In Rudyard Kipling’s beautiful They, a man’s car breaks down in the woods somewhere, and he comes across a house owned by a blind lady. He sees two children in the window, though they vanish before he can talk to them. He returns to the house a few weeks later, bringing his car back to show the children, but they refuse to speak to him, their fingers on their lips. The blind lady has never seen the children, only heard them- “They come and stay with me because I love them, you see.” The man is finally allowed into the house, and he hears the children playing in the upper room. As the man sits by the fire, he feels a little hand in his- “the all-faithful half-reproachful signal of a waiting child not used to neglect”. It is then that he realises he can only see the children because he too has lost a child, that only those who have “borne or lost” can see them. The blind woman can only hear them “because [she] loved them so…They came because [she] loved them.” Even though she has “neither borne nor lost”, she has a link to these children because of her love. Deep in “sorrow and…joy”, the man looks into the fire as the story ends. It is a short and heart-rendingly evocative story about the nature of grief, the pull of love and the utter privacy of the rituals surrounding grieving. Earlier in the story, when a local woman loses her own child, the man is told that she, the woman, has gone “walking in the woods”- clearly a euphemism for going to commune with her lost son. He is also told that he must return and “walk in the woods”. “I dunno but it opens de ‘eart like… Dat’s where losin’ and bearin’ comes so alike in de long run, we do say,” a local says afterwards (it’s set somewhere in East Anglia, hence the phonetic yokel-isms). That’s where losing and bearing come alike- we see the supernatural, indeed we often seek it, because of the love we bear for our fellow humans. Our hearts open through “losin’ and bearin’”- we let other souls depart from us, and we let them in.
It’s past midnight again, and I’m taking the small collection of mugs, glasses and beer bottles down to the kitchen. I may also get a last little drink while I’m down there, something to have in my hand while I catch up on Normal People.

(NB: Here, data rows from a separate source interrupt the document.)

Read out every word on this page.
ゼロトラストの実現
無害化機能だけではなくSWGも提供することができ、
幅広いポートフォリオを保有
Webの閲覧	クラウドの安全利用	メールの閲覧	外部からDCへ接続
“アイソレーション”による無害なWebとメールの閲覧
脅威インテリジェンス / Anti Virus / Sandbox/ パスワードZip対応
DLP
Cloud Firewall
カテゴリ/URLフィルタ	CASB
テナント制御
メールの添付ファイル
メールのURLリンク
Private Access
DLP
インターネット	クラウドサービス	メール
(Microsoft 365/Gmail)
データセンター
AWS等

Because it is an eerie time, a time of absence and a time of grief- each of us locked in our own personal haunted houses, each of us listening to the creaks and whispers of the stuff we’d gotten so used to, the stuff, the people, the places we’d started taking for granted.
I put the glasses and the bottles by the sink in the darkened kitchen. And I know even before I turn around.
And I think actually those haunted houses in Indonesia are to remind us of the duty we owe the dead. The duty we owe the future. The duty we owe the most vulnerable and endangered in our society.
I can sense it in some animal part of my brain.
The eerie landscapes that surround us, the empty streets and the boarded-up shops, the ghosts that haunt us, are a daily reminder that we are doing right by the chain of being. This is a true test of our empathetic network. We haunt each other because we care about each other. The ghosts are sent not to terrify us but to remind us that we are saving each other, saving those we don’t even know yet. We must be with the horror, not run from it. We must be with the ghosts, not explain them away.
But I do turn around.
When we are sent to haunt the living after we die, what warnings will we give them? What will we tell them to avoid? What will we tell them we did to save them and protect them? I hope that the empty streets and haunted hearts may serve as answer. I hope the rafters of every haunted house ring with ghostly thanks.
And the figure I see in the dark of the kitchen is pale and droopy-looking, with messy hair and uneven stubble. He looks quite a lot like me. And I still can’t read his expression.